Le Gabon vient de vivre un moment électoral qui laisse un goût amer. Alors que la transition démocratique promettait un renouveau, les pratiques observées lors de cette campagne électorale révèlent des dérives préoccupantes qui questionnent la sincérité des engagements pris envers le peuple gabonais. Face à cette situation, le coordonnateur des programmes de l’ONG IDRC Africa s’interroge sur l’origine des fonds distribués durant la campagne et critique l’indifférence face aux revendications sociales. Il appelle le président Oligui Nguema à prendre des mesures contre « l’imposture » qui gangrène l’administration.

Hervé Omva s’interroge sur l’origine des fonds distribués durant la campagne et critique l’indifférence face aux revendications sociales. © D.R.

 

Au lendemain du scrutin législatif et local du 27 septembre 2025, Hervé Omva, coordonnateur des programmes de l’ONG IDRC Africa, a exprimé sa déception face au déroulement de la campagne électorale et aux résultats du vote. Il dénonce notamment le retour massif de pratiques clientélistes et l’indifférence des candidats face aux préoccupations sociales.

Hervé Omva s’interroge sur la résurgence soudaine, « en quelques jours », de la distribution de billets de banque accompagnée de matériel de campagne (tee-shirts, casques, affiches) dans le Grand Libreville et l’arrière-pays. « D’où vient cet argent ? », questionne-t-il, pointant du doigt une pratique qui avait pourtant semblé s’estomper ces derniers temps.

Le responsable d’ONG déplore également le bilan humain de cette période électorale, marquée par «des dizaines d’accidents de circulation, des pertes en vies humaines et des blessés», une situation qu’il juge «déplorable» et qui aurait été «passée sous silence».

L’indifférence face aux revendications sociales

L’une des principales critiques d’Hervé Omva porte sur le silence des candidats face aux mouvements sociaux. Il évoque notamment le cas de chômeurs et d’entrepreneurs qui campent «depuis des semaines» devant l’Assemblée nationale et la mairie de Libreville. «Pourquoi les cris des chômeurs et entrepreneurs ne sont-ils pas entendus ? Pourquoi les appels, les pleurs et la misère de ces jeunes (…) sont-ils ignorés ?», s’interroge-t-il.

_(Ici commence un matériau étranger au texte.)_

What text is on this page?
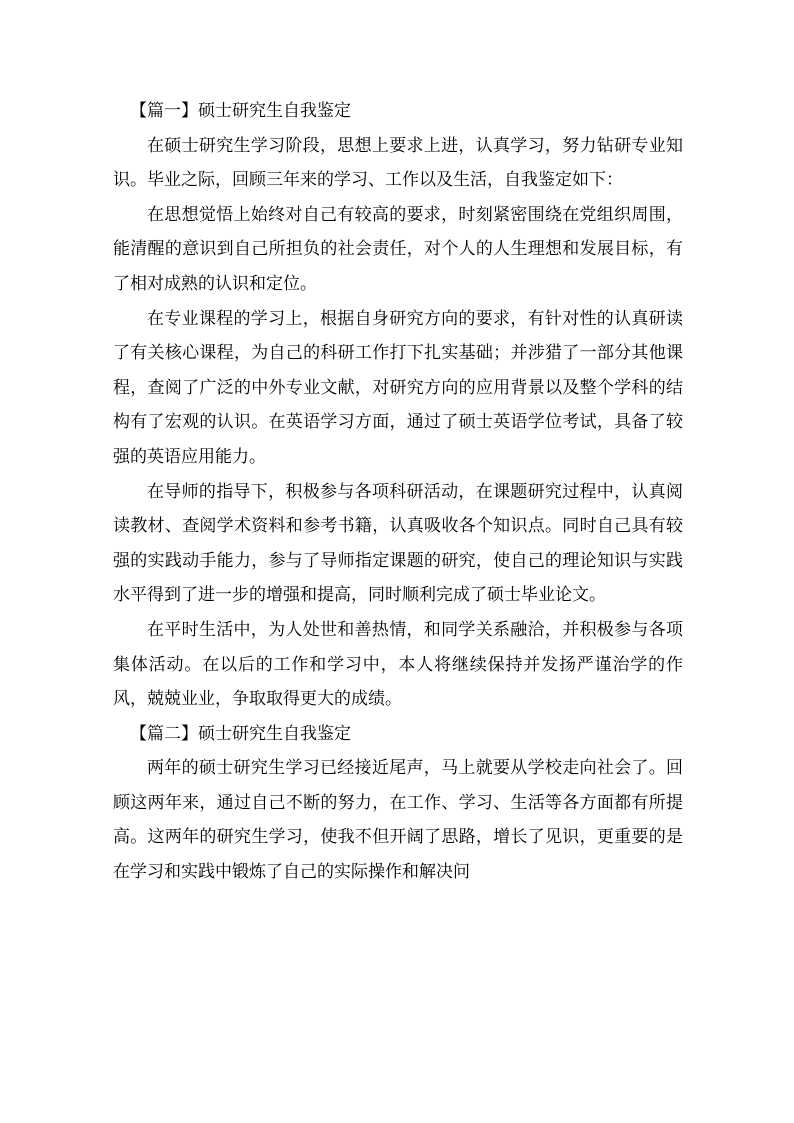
【篇一】硕士研究生自我鉴定

在硕士研究生学习阶段，思想上要求上进，认真学习，努力钻研专业知识。毕业之际，回顾三年来的学习、工作以及生活，自我鉴定如下：

在思想觉悟上始终对自己有较高的要求，时刻紧密围绕在党组织周围，能清醒的意识到自己所担负的社会责任，对个人的人生理想和发展目标，有了相对成熟的认识和定位。

在专业课程的学习上，根据自身研究方向的要求，有针对性的认真研读了有关核心课程，为自己的科研工作打下扎实基础；并涉猎了一部分其他课程，查阅了广泛的中外专业文献，对研究方向的应用背景以及整个学科的结构有了宏观的认识。在英语学习方面，通过了硕士英语学位考试，具备了较强的英语应用能力。

在导师的指导下，积极参与各项科研活动，在课题研究过程中，认真阅读教材、查阅学术资料和参考书籍，认真吸收各个知识点。同时自己具有较强的实践动手能力，参与了导师指定课题的研究，使自己的理论知识与实践水平得到了进一步的增强和提高，同时顺利完成了硕士毕业论文。

在平时生活中，为人处世和善热情，和同学关系融洽，并积极参与各项集体活动。在以后的工作和学习中，本人将继续保持并发扬严谨治学的作风，兢兢业业，争取取得更大的成绩。

【篇二】硕士研究生自我鉴定

两年的硕士研究生学习已经接近尾声，马上就要从学校走向社会了。回顾这两年来，通过自己不断的努力，在工作、学习、生活等各方面都有所提高。这两年的研究生学习，使我不但开阔了思路，增长了见识，更重要的是在学习和实践中锻炼了自己的实际操作和解决问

Selon lui, « aucun candidat n’a pris la peine de s’enquérir de cette situation honteuse qui ternit l’image de la Vème République». Une accusation particulièrement dirigée contre «ceux qui hier encore faisaient partie de la société civile, des activistes et des analystes de la diaspora», désormais engagés en politique.

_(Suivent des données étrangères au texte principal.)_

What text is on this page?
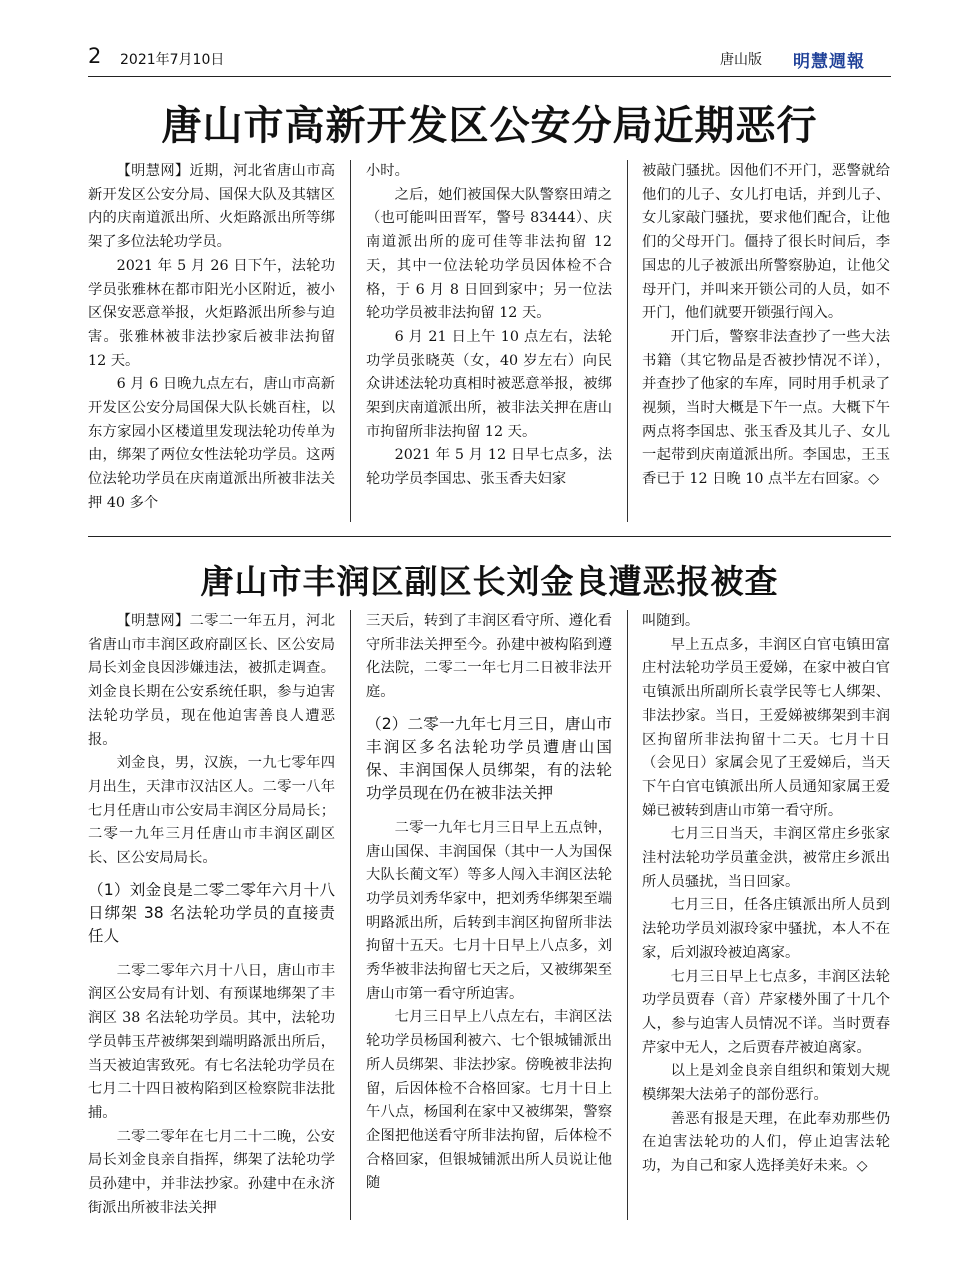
2 2021年7月10日	唐山版 明慧週報
唐山市高新开发区公安分局近期恶行

【明慧网】近期，河北省唐山市高新开发区公安分局、国保大队及其辖区内的庆南道派出所、火炬路派出所等绑架了多位法轮功学员。

2021 年 5 月 26 日下午，法轮功学员张雅林在都市阳光小区附近，被小区保安恶意举报，火炬路派出所参与迫害。张雅林被非法抄家后被非法拘留 12 天。

6 月 6 日晚九点左右，唐山市高新开发区公安分局国保大队长姚百柱，以东方家园小区楼道里发现法轮功传单为由，绑架了两位女性法轮功学员。这两位法轮功学员在庆南道派出所被非法关押 40 多个

小时。

之后，她们被国保大队警察田靖之（也可能叫田晋军，警号 83444）、庆南道派出所的庞可佳等非法拘留 12 天，其中一位法轮功学员因体检不合格，于 6 月 8 日回到家中；另一位法轮功学员被非法拘留 12 天。

6 月 21 日上午 10 点左右，法轮功学员张晓英（女，40 岁左右）向民众讲述法轮功真相时被恶意举报，被绑架到庆南道派出所，被非法关押在唐山市拘留所非法拘留 12 天。

2021 年 5 月 12 日早七点多，法轮功学员李国忠、张玉香夫妇家

被敲门骚扰。因他们不开门，恶警就给他们的儿子、女儿打电话，并到儿子、女儿家敲门骚扰，要求他们配合，让他们的父母开门。僵持了很长时间后，李国忠的儿子被派出所警察胁迫，让他父母开门，并叫来开锁公司的人员，如不开门，他们就要开锁强行闯入。

开门后，警察非法查抄了一些大法书籍（其它物品是否被抄情况不详），并查抄了他家的车库，同时用手机录了视频，当时大概是下午一点。大概下午两点将李国忠、张玉香及其儿子、女儿一起带到庆南道派出所。李国忠，王玉香已于 12 日晚 10 点半左右回家。◇

唐山市丰润区副区长刘金良遭恶报被查

【明慧网】二零二一年五月，河北省唐山市丰润区政府副区长、区公安局局长刘金良因涉嫌违法，被抓走调查。刘金良长期在公安系统任职，参与迫害法轮功学员，现在他迫害善良人遭恶报。

刘金良，男，汉族，一九七零年四月出生，天津市汉沽区人。二零一八年七月任唐山市公安局丰润区分局局长；二零一九年三月任唐山市丰润区副区长、区公安局局长。

（1）刘金良是二零二零年六月十八日绑架 38 名法轮功学员的直接责任人

二零二零年六月十八日，唐山市丰润区公安局有计划、有预谋地绑架了丰润区 38 名法轮功学员。其中，法轮功学员韩玉芹被绑架到端明路派出所后，当天被迫害致死。有七名法轮功学员在七月二十四日被构陷到区检察院非法批捕。

二零二零年在七月二十二晚，公安局长刘金良亲自指挥，绑架了法轮功学员孙建中，并非法抄家。孙建中在永济街派出所被非法关押

三天后，转到了丰润区看守所、遵化看守所非法关押至今。孙建中被构陷到遵化法院，二零二一年七月二日被非法开庭。

（2）二零一九年七月三日，唐山市丰润区多名法轮功学员遭唐山国保、丰润国保人员绑架，有的法轮功学员现在仍在被非法关押

二零一九年七月三日早上五点钟，唐山国保、丰润国保（其中一人为国保大队长蔺文军）等多人闯入丰润区法轮功学员刘秀华家中，把刘秀华绑架至端明路派出所，后转到丰润区拘留所非法拘留十五天。七月十日早上八点多，刘秀华被非法拘留七天之后，又被绑架至唐山市第一看守所迫害。

七月三日早上八点左右，丰润区法轮功学员杨国利被六、七个银城铺派出所人员绑架、非法抄家。傍晚被非法拘留，后因体检不合格回家。七月十日上午八点，杨国利在家中又被绑架，警察企图把他送看守所非法拘留，后体检不合格回家，但银城铺派出所人员说让他随

叫随到。

早上五点多，丰润区白官屯镇田富庄村法轮功学员王爱娣，在家中被白官屯镇派出所副所长袁学民等七人绑架、非法抄家。当日，王爱娣被绑架到丰润区拘留所非法拘留十二天。七月十日（会见日）家属会见了王爱娣后，当天下午白官屯镇派出所人员通知家属王爱娣已被转到唐山市第一看守所。

七月三日当天，丰润区常庄乡张家洼村法轮功学员董金洪，被常庄乡派出所人员骚扰，当日回家。

七月三日，任各庄镇派出所人员到法轮功学员刘淑玲家中骚扰，本人不在家，后刘淑玲被迫离家。

七月三日早上七点多，丰润区法轮功学员贾春（音）芹家楼外围了十几个人，参与迫害人员情况不详。当时贾春芹家中无人，之后贾春芹被迫离家。

以上是刘金良亲自组织和策划大规模绑架大法弟子的部份恶行。

善恶有报是天理，在此奉劝那些仍在迫害法轮功的人们，停止迫害法轮功，为自己和家人选择美好未来。◇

Un danger pour la Vème République

Hervé Omva estime que les résultats de cette élection « prouvent qu’il y a un groupe de mauvais joueurs bien assis dans des fauteuils douillets aux côtés du chef de l’État », ce qui constituerait « un danger pour notre vivre ensemble et pour la Vème République ».

Le coordonnateur de l’IDRC Africa appelle le président Brice Clotaire Oligui Nguema à «prendre des mesures rigoureuses pour mettre en fin à cette situation d’imposture qui risque de mettre en mal la concrétisation des engagements pour le développement et la transformation de nos matières premières».

Dans des propos particulièrement véhéments, il qualifie cette élection de « puanteur incroyable » et avertit : «Le mouvement des Gabonais de souche, d’adoption et d’ailleurs vous suit de très près. Ils vous connaissent jusqu’à la moelle épinière et, au moment venu, se chargeront de vous mettre en échec et mat». La journée du 27 septembre 2025 restera, affirme-t-il, comme «le jour où notre administration a gâché l’espoir de tout un peuple avec la complicité de ceux qui n’étaient pas aux affaires hier».